Suzuki, Honda, Ducati Punished For Riders Missing Autograph Sessions

At the beginning of the year, much was made of the addition of rules governing rider behavior to the Sporting Regulations section of the FIM MotoGP rulebook. That gave the newly instituted panel of FIM Stewards, who oversee all disciplinary measures, the power to punish riders and teams for a range of activities related to the promotion of the series. The biggest worry was caused by section, which threatened punishment of riders who made public pronouncements considered harmful to the championship.

The first punishments under these new rules have been handed out, and those punishments make it clear that Dorna's main target is to prevent riders from skipping their promotional obligations which the teams commit to as part of their contract to compete in the series. At Sepang, the factory Suzuki, Honda and Ducati teams were all issued fines for their riders either missing or being late to autograph signing sessions.

Repsol Honda came off lightest. Marc Marquez missed the autograph signing session on Friday due to illness, the Spaniard still suffering with gastroenteritis. Because Honda did not notify Dorna of this, they were given an official warning. Ducati were fined €250 for having both Andrea Dovizioso and Andrea Iannone turn up to the session late. And Suzuki were fined €500 for Aleix Espargaro not attending at all.

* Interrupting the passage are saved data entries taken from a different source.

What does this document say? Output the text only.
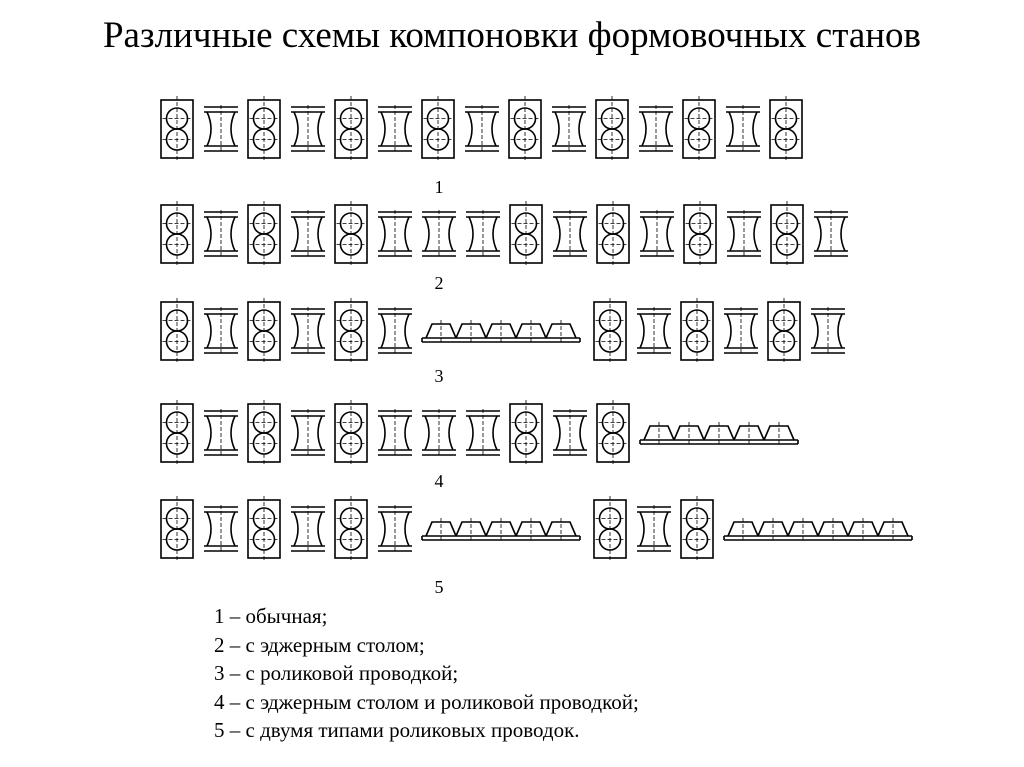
Различные схемы компоновки формовочных станов
1
2
3
4
5
1 – обычная;
2 – с эджерным столом;
3 – с роликовой проводкой;
4 – с эджерным столом и роликовой проводкой;
5 – с двумя типами роликовых проводок.
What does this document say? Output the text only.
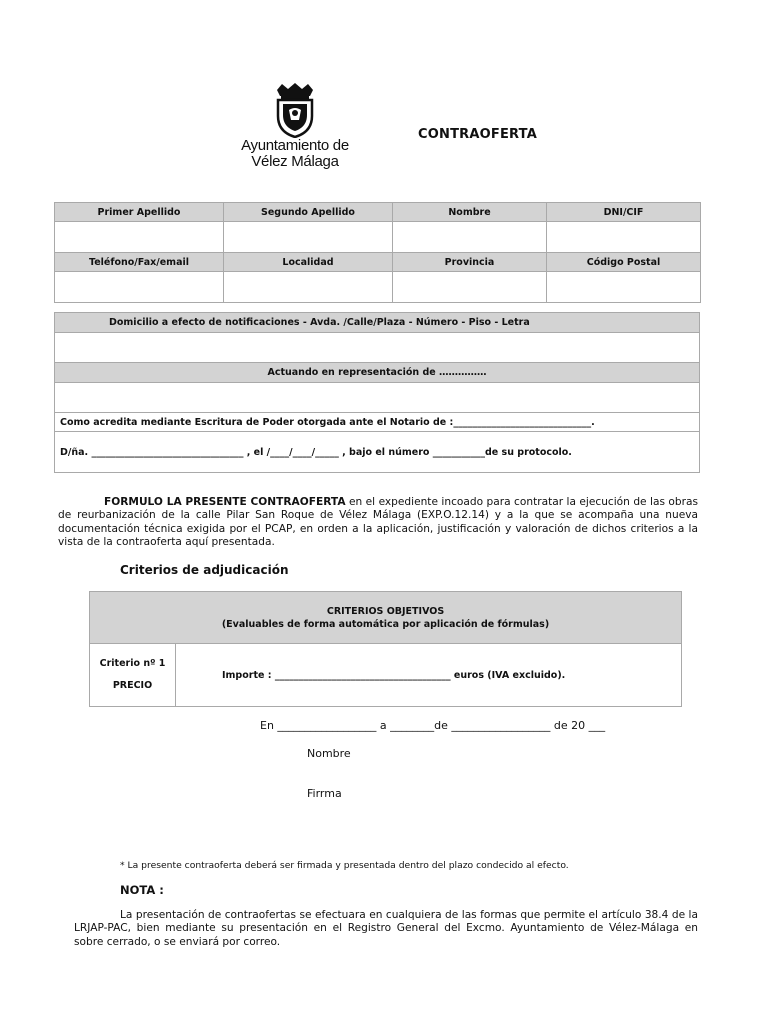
Ayuntamiento de
Vélez Málaga
CONTRAOFERTA
Primer Apellido	Segundo Apellido	Nombre	DNI/CIF

Teléfono/Fax/email	Localidad	Provincia	Código Postal

Domicilio a efecto de notificaciones - Avda. /Calle/Plaza - Número - Piso - Letra

Actuando en representación de ……………

Como acredita mediante Escritura de Poder otorgada ante el Notario de :_____________________________.
D/ña. ________________________________ , el /____/____/_____ , bajo el número ___________de su protocolo.
FORMULO LA PRESENTE CONTRAOFERTA en el expediente incoado para contratar la ejecución de las obras de reurbanización de la calle Pilar San Roque de Vélez Málaga (EXP.O.12.14) y a la que se acompaña una nueva documentación técnica exigida por el PCAP, en orden a la aplicación, justificación y valoración de dichos criterios a la vista de la contraoferta aquí presentada.
Criterios de adjudicación
CRITERIOS OBJETIVOS
(Evaluables de forma automática por aplicación de fórmulas)

Criterio nº 1
PRECIO
	Importe : _____________________________________ euros (IVA excluido).
En __________________ a ________de __________________ de 20 ___
Nombre
Firrma
* La presente contraoferta deberá ser firmada y presentada dentro del plazo condecido al efecto.
NOTA :
La presentación de contraofertas se efectuara en cualquiera de las formas que permite el artículo 38.4 de la LRJAP-PAC, bien mediante su presentación en el Registro General del Excmo. Ayuntamiento de Vélez-Málaga en sobre cerrado, o se enviará por correo.
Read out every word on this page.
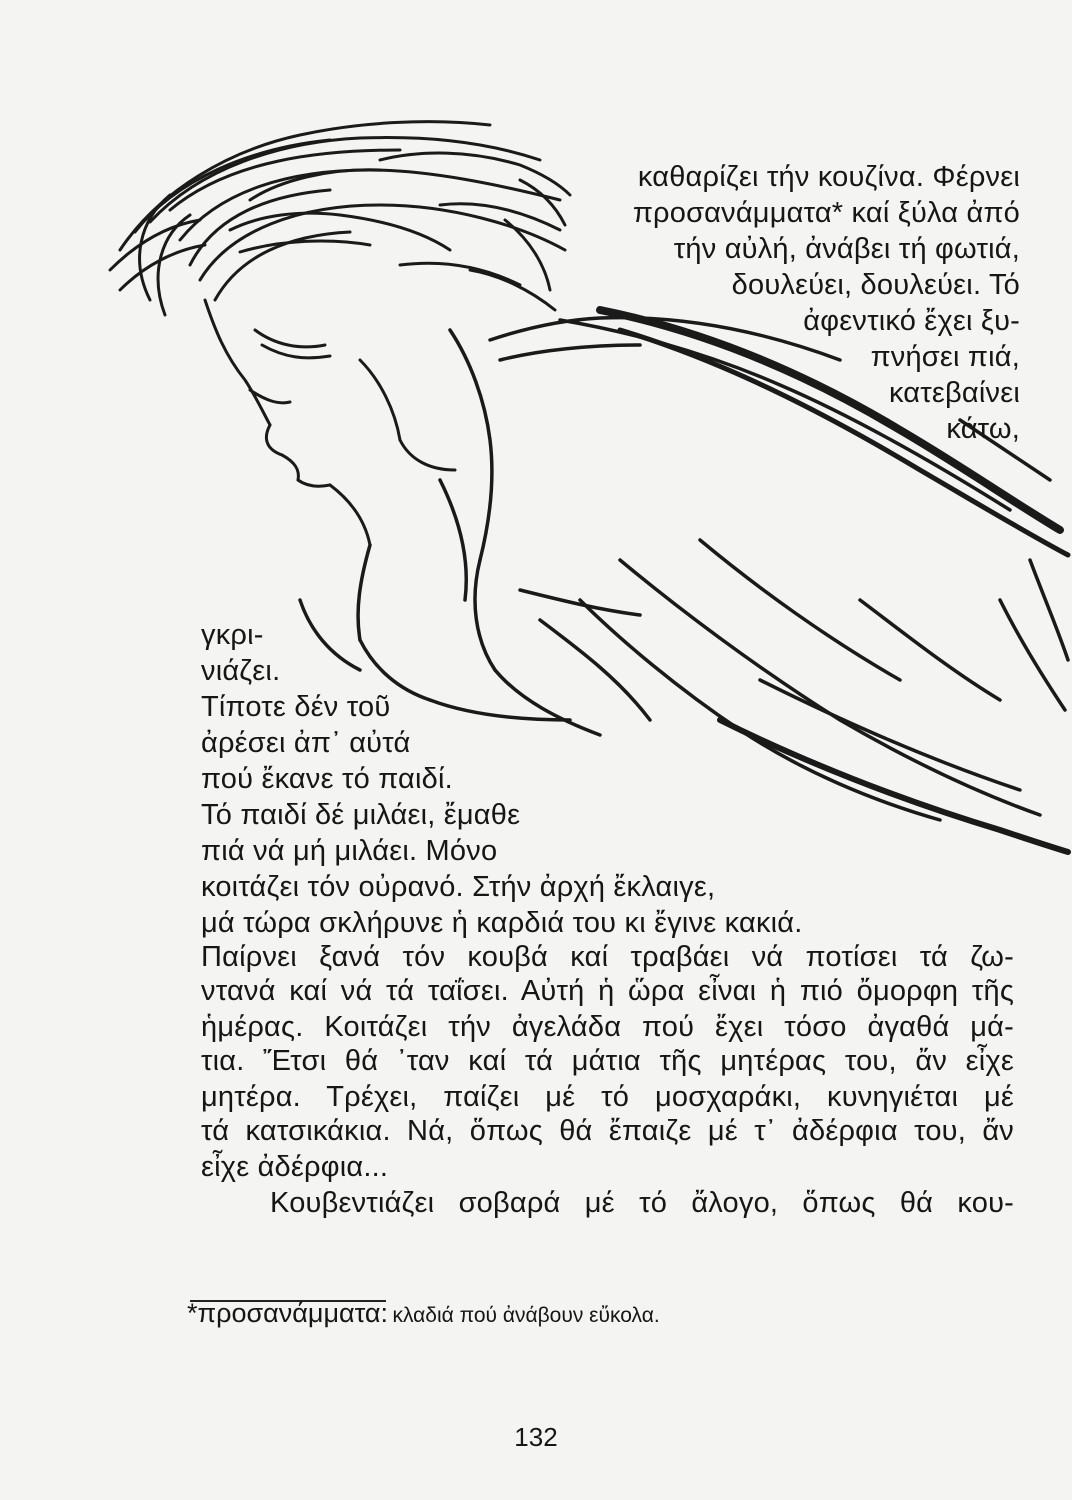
καθαρίζει τήν κουζίνα. Φέρνει
προσανάμματα* καί ξύλα ἀπό
τήν αὐλή, ἀνάβει τή φωτιά,
δουλεύει, δουλεύει. Τό
ἀφεντικό ἔχει ξυ-
πνήσει πιά,
κατεβαίνει
κάτω,
γκρι-
νιάζει.
Τίποτε δέν τοῦ
ἀρέσει ἀπ᾽ αὐτά
πού ἔκανε τό παιδί.
Τό παιδί δέ μιλάει, ἔμαθε
πιά νά μή μιλάει. Μόνο
κοιτάζει τόν οὐρανό. Στήν ἀρχή ἔκλαιγε,
μά τώρα σκλήρυνε ἡ καρδιά του κι ἔγινε κακιά.
Παίρνει ξανά τόν κουβά καί τραβάει νά ποτίσει τά ζω-
ντανά καί νά τά ταΐσει. Αὐτή ἡ ὥρα εἶναι ἡ πιό ὄμορφη τῆς
ἡμέρας. Κοιτάζει τήν ἀγελάδα πού ἔχει τόσο ἀγαθά μά-
τια. Ἔτσι θά ᾽ταν καί τά μάτια τῆς μητέρας του, ἄν εἶχε
μητέρα. Τρέχει, παίζει μέ τό μοσχαράκι, κυνηγιέται μέ
τά κατσικάκια. Νά, ὅπως θά ἔπαιζε μέ τ᾽ ἀδέρφια του, ἄν
εἶχε ἀδέρφια...
Κουβεντιάζει σοβαρά μέ τό ἄλογο, ὅπως θά κου-
*προσανάμματα: κλαδιά πού ἀνάβουν εὔκολα.
132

Just how seriously this will affect the teams is open to question. With factory budgets in the tens of millions of euros, a fine of few hundred euros will barely register. It will, however, act as a signalling mechanism to other riders, especially younger riders, of the behavior expected of MotoGP stars. We shall have to wait and see how this plays out in the future.

The notification of sanction from Dorna is shown below:

FIM MotoGP Stewards Panel Notification of Sanction: Ducati Team, Repsol Honda Team, Team SUZUKI ECSTAR

Repsol Honda Team, who did not notify Dorna/IRTA of MotoGP Rider Marquez being unavailable to attend the compulsory Autograph Session due to illness. They received Official Warning.

Team SUZUKI ECSTAR because their rider Aleix Espargaro did not attend the compulsory Official Autograph Session.They were imposed a fine of 500 Euros.

Ducati Team because their riders Dovizioso and Iannone arrived at the compulsory Autograph Session at 11:45, 15 minutes after the beginning of the session. They were imposed a fine of 250 Euros.


Back to top


With all the bad/poor handling of so many important matters this sudden burst of policing the manufacturers is laughable.
I know, rules are rules, and the public that spent a lot of money and waited for a long time to see their stars deserve respect and therefore a late show or no show at all is disrespectful.... but c'mon! Marquez was sick Iannone is injured .... maybe given the circumstances a fair warning would have been enough?
This is a perfect illustration of how they are perfect at nitpicking on small trivial problems while failing to intervene in the bigger picture.....
I guess their next big stunt will be to preemptively give a big fine to Lorenzo because he did not wear the airbag.... and Bulega: his English is too poor!

My assumption is that there's revenue (to Dorna, local track operations, local promoters, etc.; one or more) tied to rider appearance as prescribed in the new rules.  Given the physical and psychological stress racers endure, forcing them to appear like this seems wrong and unhealthy.  I would leave it up to the individual teams (and their sponsors) to identify opportunities to make riders available. 

During the chaotic BSB Saturday in Assen at the beginning of October I was commenting on the miracle of almost all riders showing up for the improvised (and free!) pitlane walk in the paddock despite a changed time and location on extremely short notice, knowing that in MotoGP during expensive hour-long pitwalks on Thursdays almost none of the riders can be arsed to show up, only locals and mostly Moto3 and Moto2 competitors. On a Thursday. For a paid pitwalk.

Comparing the fan experience in MotoGP with BSB or even WSBK, MotoGP loses every time. I know that riders have a lot of commitments and a lot of stress, but maybe it is indeed time for the championship to rethink the time priorities for the riders. Personal attachment is what binds people to riders. Seeing how much they've been removed from the fans in the last few years, especially in the paddock, it's good to make sure that this contact can still happen somewhere. After all, without the fans none of these riders would earn a living.

Marc Marquez said the only thing he didn't like about MotoGP was the media aspect but he understood and accepted that as part of the job.